= Freddie Jameson =

English trumpet player, composer and arranger (1929–2016)

Frederick William Jameson (4 October 1929 – 12 October 2016) was an English trumpet player, composer and arranger who worked for several leading British bandleaders in the 1950s and 1960s.

==Life and career==
Born in London on 4 October 1929, Jameson was educated at Battersea Grammar School where he played cornet in the Cadet Corps Brass Band under the direction of Dr Harold Hind. In 1945, he began playing in the Crystal Palace Brass Band, conducted by Dr Dennis Wright, before serving as a musician in the Royal Air Force with the Band of the Royal Air Force Regiment and No 4 Regional Band.

In 1951, whilst still in the RAF, Jameson was coached by Alfie Noakes of the Geraldo Orchestra, and began professional engagements on trumpet with the Joe Loss 'Ambassadors', and went on to play with Billy Ternent, Harry Parry, Joe Loss, Sidney Lipton, the Cyril Grantham Orchestra at the Park Lane Hotel, Claude Cavalotti, Nat Temple, and Geraldo – for whom he also appeared on the cruise liner Queen Mary, making seventeen return trips to New York City.

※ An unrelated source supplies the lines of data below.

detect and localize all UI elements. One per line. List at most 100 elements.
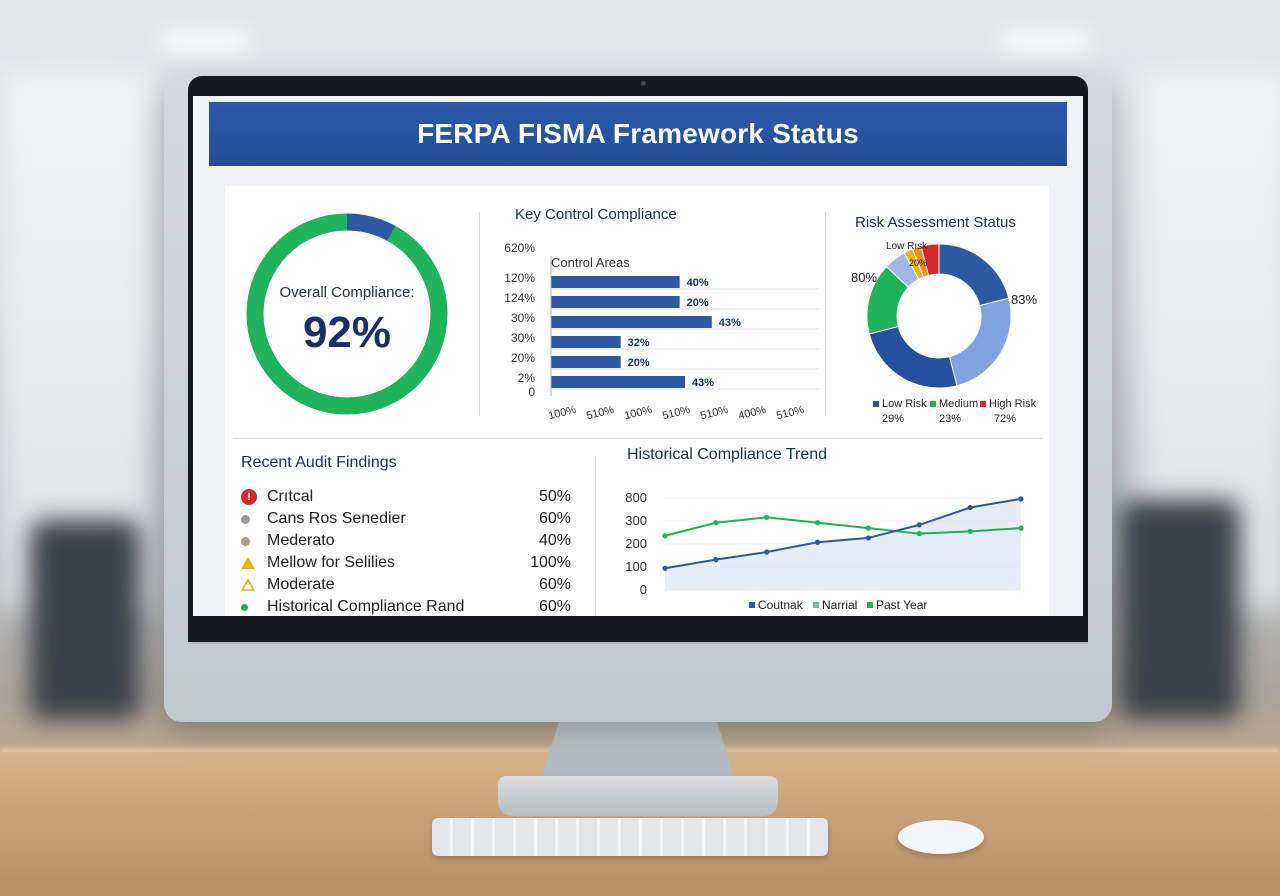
divider <box>233 438 1043 439</box>
x-tick-label: 100% <box>623 404 653 423</box>
keyboard <box>432 818 828 856</box>
y-tick-label: 0 <box>528 385 535 399</box>
risk-assessment-title: Risk Assessment Status <box>855 214 1016 231</box>
overall-compliance-value: 92% <box>302 308 392 357</box>
audit-finding-label: Moderate <box>267 576 335 593</box>
data-point[interactable] <box>916 530 922 537</box>
data-point[interactable] <box>865 525 872 531</box>
key-control-bar-chart[interactable]: Control Areas 620% 120% 124% 30% 30% 20% 2%0 40… <box>493 238 833 438</box>
bar[interactable] <box>551 316 712 328</box>
y-tick-label: 20% <box>511 351 535 365</box>
risk-legend: Low Risk Medium High Risk 29% 23% 72% <box>873 398 1043 430</box>
audit-finding-value: 60% <box>538 576 571 593</box>
audit-finding-label: Crıtcal <box>267 488 314 505</box>
dashboard-title: FERPA FISMA Framework Status <box>417 118 859 149</box>
audit-finding-label: Historical Compliance Rand <box>267 598 465 615</box>
data-point[interactable] <box>967 528 973 535</box>
monitor-stand <box>540 720 736 782</box>
monitor-stand-base <box>498 776 778 816</box>
divider <box>479 212 480 416</box>
risk-slice-low[interactable] <box>938 243 1010 307</box>
y-tick-label: 0 <box>640 582 647 597</box>
audit-finding-row[interactable]: ! Crıtcal 50% <box>241 486 571 508</box>
bar[interactable] <box>551 276 680 288</box>
audit-finding-row[interactable]: Mellow for Selilies 100% <box>241 552 571 574</box>
legend-high-risk: High Risk <box>980 398 1036 410</box>
data-point[interactable] <box>967 504 973 511</box>
legend-label: Coutnak <box>758 598 804 612</box>
data-point[interactable] <box>713 520 719 526</box>
data-point[interactable] <box>764 549 770 555</box>
legend-medium: Medium <box>930 398 978 410</box>
y-tick-label: 620% <box>504 241 535 255</box>
data-point[interactable] <box>814 520 821 526</box>
data-point[interactable] <box>662 533 668 539</box>
audit-finding-label: Mederato <box>267 532 335 549</box>
audit-finding-row[interactable]: Cans Ros Senedier 60% <box>241 508 571 530</box>
y-tick-label: 800 <box>625 490 647 505</box>
data-point[interactable] <box>713 557 719 563</box>
audit-finding-row[interactable]: Historical Compliance Rand 60% <box>241 596 571 616</box>
audit-finding-row[interactable]: Moderate 60% <box>241 574 571 596</box>
data-point[interactable] <box>1018 496 1024 502</box>
area-fill <box>665 498 1021 590</box>
data-point[interactable] <box>662 565 668 571</box>
legend-value: 72% <box>994 413 1017 425</box>
data-point[interactable] <box>865 535 872 541</box>
audit-finding-label: Mellow for Selilies <box>267 554 396 571</box>
series-line <box>664 497 1022 570</box>
risk-slice[interactable] <box>868 325 958 389</box>
x-tick-label: 510% <box>775 404 805 423</box>
legend-value: 29% <box>882 413 905 425</box>
bar[interactable] <box>551 336 621 348</box>
trend-title: Historical Compliance Trend <box>627 446 828 463</box>
risk-slice[interactable] <box>948 297 1012 387</box>
legend-label: Narrial <box>822 598 857 612</box>
y-tick-label: 100 <box>625 559 647 574</box>
data-point[interactable] <box>1018 525 1024 531</box>
green-dot-icon <box>241 603 248 611</box>
data-point[interactable] <box>916 522 922 528</box>
risk-slice-high[interactable] <box>920 243 940 276</box>
data-point[interactable] <box>764 514 770 520</box>
data-point[interactable] <box>814 539 821 545</box>
legend-low-risk: Low Risk <box>873 398 927 410</box>
y-tick-label: 30% <box>511 311 535 325</box>
legend-swatch <box>873 401 879 407</box>
bar[interactable] <box>551 296 680 308</box>
risk-assessment-donut[interactable]: Low Rısk 20% 80% 83% <box>843 236 1063 396</box>
y-tick-label: 30% <box>511 331 535 345</box>
key-control-title: Key Control Compliance <box>515 206 677 223</box>
donut-remaining-arc <box>246 213 448 415</box>
warning-outline-icon <box>241 579 255 591</box>
bar-value-label: 43% <box>692 377 714 389</box>
divider <box>825 212 826 416</box>
warning-icon <box>241 557 255 569</box>
y-tick-label: 2% <box>518 371 536 385</box>
risk-inner-label: 20% <box>909 258 927 268</box>
risk-right-label: 83% <box>1011 292 1037 307</box>
audit-finding-value: 100% <box>530 554 571 571</box>
monitor-chin-line <box>188 642 1088 644</box>
x-tick-label: 100% <box>547 404 577 423</box>
background-chair <box>1120 500 1240 720</box>
bar[interactable] <box>551 356 621 368</box>
camera-icon <box>641 81 646 86</box>
background-chair <box>30 520 140 720</box>
axis-title: Control Areas <box>551 255 630 270</box>
x-tick-label: 510% <box>585 404 615 423</box>
gray-dot-icon <box>241 514 250 524</box>
ceiling-light <box>160 30 250 52</box>
y-tick-label: 200 <box>625 536 647 551</box>
historical-trend-line-chart[interactable]: 800 300 200 100 0 Coutnak Narrial Past Year <box>613 480 1053 616</box>
x-tick-label: 400% <box>737 404 767 423</box>
legend-swatch <box>930 401 936 407</box>
overall-compliance-donut[interactable] <box>245 212 449 416</box>
legend-swatch <box>749 602 755 608</box>
legend-label: Low Risk <box>882 398 927 410</box>
x-tick-label: 510% <box>699 404 729 423</box>
audit-finding-row[interactable]: Mederato 40% <box>241 530 571 552</box>
bar[interactable] <box>551 376 685 388</box>
critical-icon: ! <box>241 489 257 505</box>
ceiling-light <box>1000 30 1090 52</box>
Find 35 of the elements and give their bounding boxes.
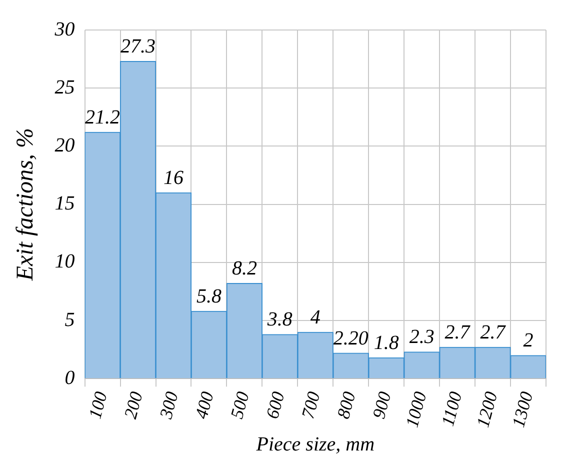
data-label: 2.20	[333, 327, 368, 350]
y-axis-title: Exit factions, %	[12, 128, 39, 282]
data-label: 2.3	[409, 326, 434, 348]
x-tick-label: 400	[191, 390, 218, 421]
y-tick-label: 30	[54, 18, 75, 40]
x-tick-label: 200	[120, 390, 146, 421]
x-tick-label: 600	[262, 390, 288, 421]
x-tick-label: 300	[155, 390, 182, 422]
data-label: 1.8	[374, 332, 399, 354]
data-label: 2	[523, 330, 534, 352]
data-label: 27.3	[120, 36, 156, 58]
data-label: 5.8	[196, 285, 222, 308]
x-tick-label: 100	[84, 390, 111, 421]
y-tick-label: 5	[64, 308, 75, 331]
x-axis-title: Piece size, mm	[255, 433, 375, 456]
x-tick-label: 1100	[437, 390, 466, 428]
x-tick-label: 1000	[402, 390, 430, 430]
x-tick-label: 700	[298, 390, 324, 421]
x-tick-label: 900	[368, 390, 395, 421]
x-tick-label: 500	[226, 390, 253, 421]
data-label: 4	[310, 306, 320, 328]
data-label: 8.2	[232, 258, 257, 280]
data-label: 3.8	[266, 308, 292, 331]
data-label: 2.7	[444, 322, 471, 344]
x-tick-label: 1200	[472, 390, 502, 430]
data-label: 16	[163, 166, 184, 189]
data-label: 21.2	[85, 106, 120, 129]
y-tick-label: 0	[64, 366, 75, 389]
x-tick-label: 800	[333, 390, 360, 421]
x-tick-label: 1300	[508, 390, 537, 430]
y-tick-label: 20	[54, 134, 75, 156]
y-tick-label: 10	[54, 250, 75, 273]
y-tick-label: 25	[54, 76, 75, 98]
y-tick-label: 15	[54, 192, 75, 215]
data-label: 2.7	[480, 322, 506, 344]
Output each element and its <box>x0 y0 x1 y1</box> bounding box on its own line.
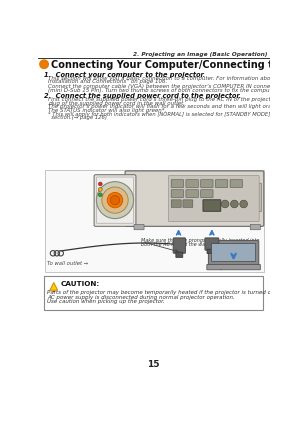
Text: Connect the computer cable (VGA) between the projector’s COMPUTER IN connector a: Connect the computer cable (VGA) between… <box>48 85 300 90</box>
FancyBboxPatch shape <box>169 176 259 222</box>
Text: 15: 15 <box>148 360 160 369</box>
FancyBboxPatch shape <box>205 238 219 250</box>
FancyBboxPatch shape <box>250 224 260 230</box>
FancyBboxPatch shape <box>201 180 213 187</box>
Text: Parts of the projector may become temporarily heated if the projector is turned : Parts of the projector may become tempor… <box>47 290 300 295</box>
Text: The projector’s power indicator will flash for a few seconds and then will light: The projector’s power indicator will fla… <box>48 104 300 110</box>
Text: •: • <box>114 214 116 217</box>
Text: 2: 2 <box>41 60 47 69</box>
FancyBboxPatch shape <box>173 238 185 253</box>
Text: •: • <box>98 198 101 202</box>
Text: Use caution when picking up the projector.: Use caution when picking up the projecto… <box>47 299 164 305</box>
Text: 2.  Connect the supplied power cord to the projector.: 2. Connect the supplied power cord to th… <box>44 93 241 99</box>
FancyBboxPatch shape <box>186 190 198 198</box>
Text: 1.  Connect your computer to the projector.: 1. Connect your computer to the projecto… <box>44 71 205 78</box>
Circle shape <box>110 195 120 205</box>
FancyBboxPatch shape <box>255 183 262 212</box>
FancyBboxPatch shape <box>186 180 198 187</box>
Circle shape <box>107 192 123 208</box>
Circle shape <box>102 187 128 213</box>
FancyBboxPatch shape <box>207 249 217 253</box>
Circle shape <box>98 182 102 186</box>
FancyBboxPatch shape <box>203 200 221 212</box>
Text: 2. Projecting an Image (Basic Operation): 2. Projecting an Image (Basic Operation) <box>133 52 267 57</box>
Text: (mini D-Sub 15 Pin). Turn two thumb screws of both connectors to fix the compute: (mini D-Sub 15 Pin). Turn two thumb scre… <box>48 88 300 93</box>
Text: plug of the supplied power cord in the wall outlet.: plug of the supplied power cord in the w… <box>48 101 185 106</box>
FancyBboxPatch shape <box>125 171 264 226</box>
FancyBboxPatch shape <box>176 252 183 258</box>
Text: Installation and Connections” on page 106.: Installation and Connections” on page 10… <box>48 80 168 85</box>
Text: Make sure that the prongs are fully inserted into: Make sure that the prongs are fully inse… <box>141 238 259 243</box>
FancyBboxPatch shape <box>183 200 193 207</box>
Text: CAUTION:: CAUTION: <box>61 281 100 287</box>
Circle shape <box>230 200 238 208</box>
FancyBboxPatch shape <box>171 200 181 207</box>
Text: To wall outlet →: To wall outlet → <box>47 261 88 266</box>
FancyBboxPatch shape <box>171 190 184 198</box>
FancyBboxPatch shape <box>94 175 136 226</box>
Text: !: ! <box>52 285 56 294</box>
FancyBboxPatch shape <box>230 180 242 187</box>
Text: This section will show you a basic connection to a computer. For information abo: This section will show you a basic conne… <box>48 76 300 81</box>
FancyBboxPatch shape <box>45 170 264 272</box>
FancyBboxPatch shape <box>207 264 260 270</box>
Circle shape <box>221 200 229 208</box>
Text: STATUS: STATUS <box>103 182 116 187</box>
Text: COMPUTER IN: COMPUTER IN <box>224 198 260 203</box>
Text: * This will apply for both indicators when [NORMAL] is selected for [STANDBY MOD: * This will apply for both indicators wh… <box>48 112 300 117</box>
FancyBboxPatch shape <box>208 241 259 266</box>
Circle shape <box>240 200 248 208</box>
Text: The STATUS indicator will also light green*.: The STATUS indicator will also light gre… <box>48 108 166 113</box>
Text: Connecting Your Computer/Connecting the Power Cord: Connecting Your Computer/Connecting the … <box>51 60 300 70</box>
FancyBboxPatch shape <box>96 177 134 223</box>
Polygon shape <box>50 283 58 290</box>
FancyBboxPatch shape <box>44 276 263 310</box>
FancyBboxPatch shape <box>134 224 144 230</box>
FancyBboxPatch shape <box>201 190 213 198</box>
Circle shape <box>98 193 102 197</box>
Text: POWER: POWER <box>103 188 116 192</box>
Circle shape <box>40 60 48 69</box>
Text: AC power supply is disconnected during normal projector operation.: AC power supply is disconnected during n… <box>47 295 235 300</box>
FancyBboxPatch shape <box>171 180 184 187</box>
FancyBboxPatch shape <box>212 244 256 261</box>
Text: section.(→ page 126): section.(→ page 126) <box>48 115 107 120</box>
Text: •: • <box>114 183 116 187</box>
FancyBboxPatch shape <box>215 180 228 187</box>
Circle shape <box>98 187 102 191</box>
Text: both the AC IN and the wall outlet.: both the AC IN and the wall outlet. <box>141 242 225 247</box>
Text: First connect the supplied power cord’s three-pin plug to the AC IN of the proje: First connect the supplied power cord’s … <box>48 97 300 102</box>
Text: •: • <box>129 198 132 202</box>
Circle shape <box>96 181 134 219</box>
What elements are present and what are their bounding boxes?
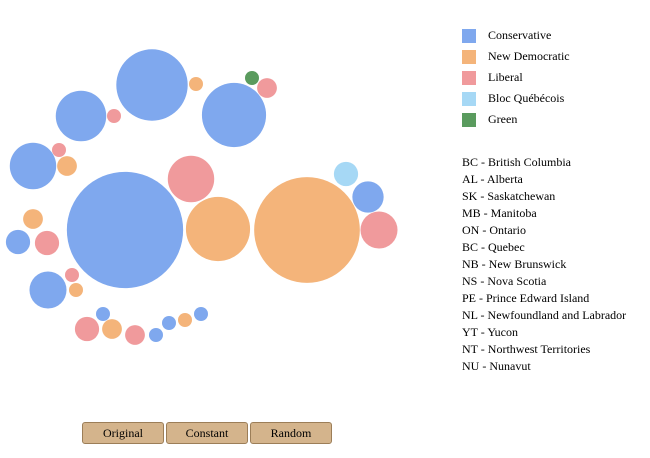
bubble [23, 209, 43, 229]
bubble [29, 271, 67, 309]
legend-swatch [462, 29, 476, 43]
bubble [352, 181, 384, 213]
bubble [96, 307, 110, 321]
legend-label: Conservative [488, 28, 551, 42]
bubble [102, 319, 122, 339]
province-label: NT - Northwest Territories [462, 342, 591, 356]
bubble [107, 109, 121, 123]
bubble [65, 268, 79, 282]
bubble [125, 325, 145, 345]
bubble [360, 211, 398, 249]
bubble [66, 171, 184, 289]
province-label: PE - Prince Edward Island [462, 291, 589, 305]
legend-swatch [462, 50, 476, 64]
province-label: NU - Nunavut [462, 359, 531, 373]
bubble [201, 82, 267, 148]
bubble [34, 230, 60, 256]
bubble [167, 155, 215, 203]
bubble [74, 316, 100, 342]
bubble [149, 328, 163, 342]
bubble [5, 229, 31, 255]
bubble [254, 177, 360, 283]
bubble [333, 161, 359, 187]
legend-label: Liberal [488, 70, 523, 84]
legend-label: New Democratic [488, 49, 570, 63]
bubble [9, 142, 57, 190]
province-label: YT - Yucon [462, 325, 518, 339]
legend-label: Bloc Québécois [488, 91, 565, 105]
bubble [185, 196, 251, 262]
province-label: NL - Newfoundland and Labrador [462, 308, 626, 322]
province-label: NB - New Brunswick [462, 257, 566, 271]
bubble [194, 307, 208, 321]
legend-label: Green [488, 112, 517, 126]
legend-swatch [462, 92, 476, 106]
mode-button[interactable]: Original [82, 422, 164, 444]
province-label: BC - British Columbia [462, 155, 572, 169]
legend-swatch [462, 71, 476, 85]
province-label: AL - Alberta [462, 172, 524, 186]
province-label: ON - Ontario [462, 223, 526, 237]
province-label: BC - Quebec [462, 240, 525, 254]
bubble [162, 316, 176, 330]
bubble [257, 78, 277, 98]
bubble [57, 156, 77, 176]
province-label: SK - Saskatchewan [462, 189, 555, 203]
bubble [55, 90, 107, 142]
mode-button[interactable]: Constant [166, 422, 248, 444]
province-label: NS - Nova Scotia [462, 274, 547, 288]
bubble [116, 49, 188, 121]
legend-swatch [462, 113, 476, 127]
mode-button[interactable]: Random [250, 422, 332, 444]
bubble [178, 313, 192, 327]
bubble [52, 143, 66, 157]
bubble [245, 71, 259, 85]
province-label: MB - Manitoba [462, 206, 537, 220]
bubble [69, 283, 83, 297]
bubble [189, 77, 203, 91]
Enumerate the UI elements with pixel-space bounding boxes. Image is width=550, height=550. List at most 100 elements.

Jameson later worked on numerous film productions including Chitty Chitty Bang Bang, and also worked for the West End theatre impresario Jack Hylton under the musical direction of Cyril Ornadel on the shows Wish You Were Here, Pal Joey, Kismet, and The Crazy Gang shows at the Victoria Palace Theatre which starred Flanagan and Allen. From 1958 to 1963 he worked on the original hit West End production of the musical, My Fair Lady, at the Drury Lane Theatre, which starred Rex Harrison and Julie Andrews.

Jameson later worked as a composer and arranger and wrote marches which have been adopted and performed by the bands of the Royal Air Force. He later served as Vice-Chairman of the Royal Air Force Music Services Association, a member of the International Military Music Society (IMMS), and Musical Director of the Thames Television Big Band.

Jameson died on 12 October 2016, at the age of 87.